Rewards of Wisdom
As McCain's stand on the surge shows, experience cannot be separated from judgment.
Aug 11, 2008, Vol. 13, No. 45 • By MATTHEW CONTINETTI
In January 2007, with Iraq in flames and Democrats set to take over Congress, President Bush had two options. He could side with Senator Barack Obama and begin a gradual drawdown of American troops in Iraq, leaving the Iraqis to a grim fate and dealing a serious and consequential blow to American interests in the Middle East and beyond. Or he could side with Senator John McCain and change strategies, sending additional troops to Iraq in an effort to secure the population and assist the Iraqis in their fight against al Qaeda and the Iranian-backed Shiite militias--the so-called "surge" policy. This latter option was the one Bush eventually adopted, of course. And for that, he deserves the thanks of Americans, of Iraqis, and indeed the world.
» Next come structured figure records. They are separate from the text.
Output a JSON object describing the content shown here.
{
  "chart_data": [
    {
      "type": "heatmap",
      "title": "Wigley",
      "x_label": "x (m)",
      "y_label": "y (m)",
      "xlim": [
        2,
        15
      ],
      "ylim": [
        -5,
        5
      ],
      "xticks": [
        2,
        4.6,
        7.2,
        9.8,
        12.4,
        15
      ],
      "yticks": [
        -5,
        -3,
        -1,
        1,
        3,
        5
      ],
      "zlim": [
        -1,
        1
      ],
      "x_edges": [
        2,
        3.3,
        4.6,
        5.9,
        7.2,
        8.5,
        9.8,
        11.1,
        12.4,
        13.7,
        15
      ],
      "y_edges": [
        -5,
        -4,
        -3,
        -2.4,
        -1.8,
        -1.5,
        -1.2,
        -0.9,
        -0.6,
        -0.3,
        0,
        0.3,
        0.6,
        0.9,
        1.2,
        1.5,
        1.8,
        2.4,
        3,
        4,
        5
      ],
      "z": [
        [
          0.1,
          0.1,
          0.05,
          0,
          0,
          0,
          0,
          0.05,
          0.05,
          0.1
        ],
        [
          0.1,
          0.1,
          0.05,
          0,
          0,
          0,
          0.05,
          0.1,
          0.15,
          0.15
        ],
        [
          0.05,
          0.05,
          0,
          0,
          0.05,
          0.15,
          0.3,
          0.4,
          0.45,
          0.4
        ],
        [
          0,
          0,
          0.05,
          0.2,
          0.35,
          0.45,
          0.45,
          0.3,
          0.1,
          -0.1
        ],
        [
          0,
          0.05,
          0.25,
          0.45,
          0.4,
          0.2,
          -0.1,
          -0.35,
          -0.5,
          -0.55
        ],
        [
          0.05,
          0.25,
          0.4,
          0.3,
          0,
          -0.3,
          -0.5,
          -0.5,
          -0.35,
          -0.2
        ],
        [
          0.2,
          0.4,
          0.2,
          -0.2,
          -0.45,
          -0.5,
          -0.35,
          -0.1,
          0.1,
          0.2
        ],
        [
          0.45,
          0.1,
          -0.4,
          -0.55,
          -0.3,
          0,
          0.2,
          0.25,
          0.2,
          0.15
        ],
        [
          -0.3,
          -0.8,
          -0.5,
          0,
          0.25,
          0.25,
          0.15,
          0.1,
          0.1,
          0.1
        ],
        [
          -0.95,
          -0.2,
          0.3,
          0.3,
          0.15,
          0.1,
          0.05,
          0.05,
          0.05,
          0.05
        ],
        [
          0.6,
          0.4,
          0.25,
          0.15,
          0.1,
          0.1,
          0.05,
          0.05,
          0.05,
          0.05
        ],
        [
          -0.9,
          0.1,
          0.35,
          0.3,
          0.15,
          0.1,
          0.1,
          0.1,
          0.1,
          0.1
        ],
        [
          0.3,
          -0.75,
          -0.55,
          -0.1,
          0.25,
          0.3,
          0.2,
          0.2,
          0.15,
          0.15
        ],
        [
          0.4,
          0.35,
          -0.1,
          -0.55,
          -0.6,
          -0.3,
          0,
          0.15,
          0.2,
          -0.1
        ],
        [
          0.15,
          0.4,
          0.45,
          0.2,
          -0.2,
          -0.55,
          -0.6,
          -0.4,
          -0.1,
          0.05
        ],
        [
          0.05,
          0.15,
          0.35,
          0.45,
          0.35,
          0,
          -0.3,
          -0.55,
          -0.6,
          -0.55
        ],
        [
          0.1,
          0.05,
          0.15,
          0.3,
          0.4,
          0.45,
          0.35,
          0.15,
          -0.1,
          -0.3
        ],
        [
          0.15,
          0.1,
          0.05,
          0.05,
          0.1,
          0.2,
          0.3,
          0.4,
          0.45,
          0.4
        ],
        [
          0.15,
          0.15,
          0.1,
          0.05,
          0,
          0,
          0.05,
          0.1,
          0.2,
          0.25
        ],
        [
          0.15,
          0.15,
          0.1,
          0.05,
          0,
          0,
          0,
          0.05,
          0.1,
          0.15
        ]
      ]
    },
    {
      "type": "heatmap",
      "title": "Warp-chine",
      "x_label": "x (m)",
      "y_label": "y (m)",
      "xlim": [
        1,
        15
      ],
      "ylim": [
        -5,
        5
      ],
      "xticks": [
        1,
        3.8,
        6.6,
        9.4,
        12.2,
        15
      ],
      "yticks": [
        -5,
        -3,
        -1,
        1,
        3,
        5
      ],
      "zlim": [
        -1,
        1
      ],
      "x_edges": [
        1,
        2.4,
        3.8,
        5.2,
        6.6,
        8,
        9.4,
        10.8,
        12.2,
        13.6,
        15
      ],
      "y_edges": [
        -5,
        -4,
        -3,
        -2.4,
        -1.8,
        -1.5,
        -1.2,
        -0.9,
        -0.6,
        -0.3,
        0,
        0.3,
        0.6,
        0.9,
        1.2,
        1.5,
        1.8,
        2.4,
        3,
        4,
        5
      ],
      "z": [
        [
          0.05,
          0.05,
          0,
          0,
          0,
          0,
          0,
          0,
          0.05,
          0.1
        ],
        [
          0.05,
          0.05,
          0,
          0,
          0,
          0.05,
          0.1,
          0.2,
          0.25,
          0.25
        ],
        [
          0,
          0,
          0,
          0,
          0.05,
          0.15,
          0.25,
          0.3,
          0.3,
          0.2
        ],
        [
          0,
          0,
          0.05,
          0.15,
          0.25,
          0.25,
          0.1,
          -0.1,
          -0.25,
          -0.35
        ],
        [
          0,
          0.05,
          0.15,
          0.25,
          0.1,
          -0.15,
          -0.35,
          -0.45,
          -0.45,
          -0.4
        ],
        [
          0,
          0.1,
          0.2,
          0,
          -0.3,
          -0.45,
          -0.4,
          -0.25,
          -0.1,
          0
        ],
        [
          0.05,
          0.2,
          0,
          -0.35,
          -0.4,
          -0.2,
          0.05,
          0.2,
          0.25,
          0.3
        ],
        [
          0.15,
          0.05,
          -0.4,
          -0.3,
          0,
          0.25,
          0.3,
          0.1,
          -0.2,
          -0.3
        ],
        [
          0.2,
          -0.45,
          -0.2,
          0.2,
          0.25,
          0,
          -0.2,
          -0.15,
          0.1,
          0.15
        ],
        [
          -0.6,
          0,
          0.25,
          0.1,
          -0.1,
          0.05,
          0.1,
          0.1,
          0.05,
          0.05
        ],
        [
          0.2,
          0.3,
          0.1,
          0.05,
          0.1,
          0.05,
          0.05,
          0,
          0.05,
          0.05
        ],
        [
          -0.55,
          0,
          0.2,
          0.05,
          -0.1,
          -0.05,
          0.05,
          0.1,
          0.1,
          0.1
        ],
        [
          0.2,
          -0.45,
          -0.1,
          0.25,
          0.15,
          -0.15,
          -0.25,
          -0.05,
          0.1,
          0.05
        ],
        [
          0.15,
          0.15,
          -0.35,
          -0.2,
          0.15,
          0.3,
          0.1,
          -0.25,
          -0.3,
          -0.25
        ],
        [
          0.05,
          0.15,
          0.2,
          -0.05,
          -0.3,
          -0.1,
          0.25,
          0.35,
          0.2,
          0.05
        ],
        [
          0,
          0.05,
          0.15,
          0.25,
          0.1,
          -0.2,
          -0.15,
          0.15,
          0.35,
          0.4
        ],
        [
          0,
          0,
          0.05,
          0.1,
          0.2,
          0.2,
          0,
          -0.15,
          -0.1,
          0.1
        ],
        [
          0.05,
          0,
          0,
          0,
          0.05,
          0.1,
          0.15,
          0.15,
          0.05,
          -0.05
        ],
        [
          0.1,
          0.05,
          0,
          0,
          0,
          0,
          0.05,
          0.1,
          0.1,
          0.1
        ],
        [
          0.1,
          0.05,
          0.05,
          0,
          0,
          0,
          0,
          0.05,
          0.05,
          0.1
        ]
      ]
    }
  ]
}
The surge is over. The last of the reinforcements sent to Iraq have returned home. The Iraq those troops leave behind is an utterly transformed place. Since their first offensive operations began in July 2007, overall attacks have been cut by 80 percent. The sectarian bloodshed staining Iraq in 2006 and 2007 has almost entirely abated. American casualties have fallen dramatically, with U.S. combat deaths in Iraq in July 2008 the lowest monthly total since the war began more than five years ago. Al Qaeda in Iraq has been routed, and the global al Qaeda organization faces what CIA director Michael Hayden calls a "near-strategic defeat" in Iraq. Shiite radical Moktada al-Sadr remains "studying" in Iran, while his militia has been cut to pieces by U.S. and Iraqi troops. The Iraqi army is progressing admirably; more than two-thirds of Iraqi combat battalions now take the lead in operations in their areas.
As the advocates of the surge predicted, a population that feels secure is a population more willing and able to reach political compromise. The Iraqi government has met almost all of the "benchmarks" the U.S. Congress set for it, and, although a national hydrocarbons law remains elusive, the country's oil wealth is being divided among its 18 provinces. That wealth is increasing dramatically as security has allowed oil production to return to prewar levels (and as prices have soared). The major Sunni political bloc has rejoined the Shiite-dominated government of Prime Minister Nuri al-Maliki. The Awakening, which began in Sunni-dominated Anbar province in the fall of 2006, has blossomed into a trans-sectarian, national, grassroots political movement. And Iraq is busy preparing for provincial and national elections that will further accelerate reconciliation by broadening and deepening the political participation of all the major groups.
It is worth pausing to reflect on what might have happened had Bush given in to popular opinion in January 2007 and abandoned Iraq. No one, of course, can say with absolute assurance how things would have turned out had the president opted to listen to Senator Obama rather than Senator McCain. But, at the very least, it is foolish to suggest that any of the military or political progress we have made in the last year and a half could have been achieved with a reduced U.S. "footprint" in Iraq. After all, it was the "light footprint" strategy of Defense Secretary Donald Rumsfeld and Generals John Abizaid and George Casey that allowed the turmoil in Iraq to spin out of control between 2003 and 2007. The fact that America was continually looking for the exit during those years forced our allies in Iraq to hedge their bets and allowed our enemies to raise the pressure, eagerly anticipating the moment when they would have Iraq all to themselves.
Had Bush listened to Obama and decided to retreat last year, not only would the progress we see today not have occurred, but it is quite likely that the situation in Iraq would be much worse than it was at the end of 2006. Bereft of U.S. security, Iraqis would have turned to the nearest sectarian militia for protection from the widening civil war. An empowered and belligerent Iran would have moved to fill the vacuum America left behind, thus allowing the mullahs in Tehran to pursue unchecked their policy of "Lebanonization" in Iraq. And Al Qaeda in Iraq would have continued its barbaric killing spree, using the departing American soldiers as a recruitment tool, evidence of American weakness and unreliability. It would not be al Qaeda but the United States facing a "near strategic defeat" on Osama bin Laden's chosen front. And a defeated America would have led to a more dangerous world.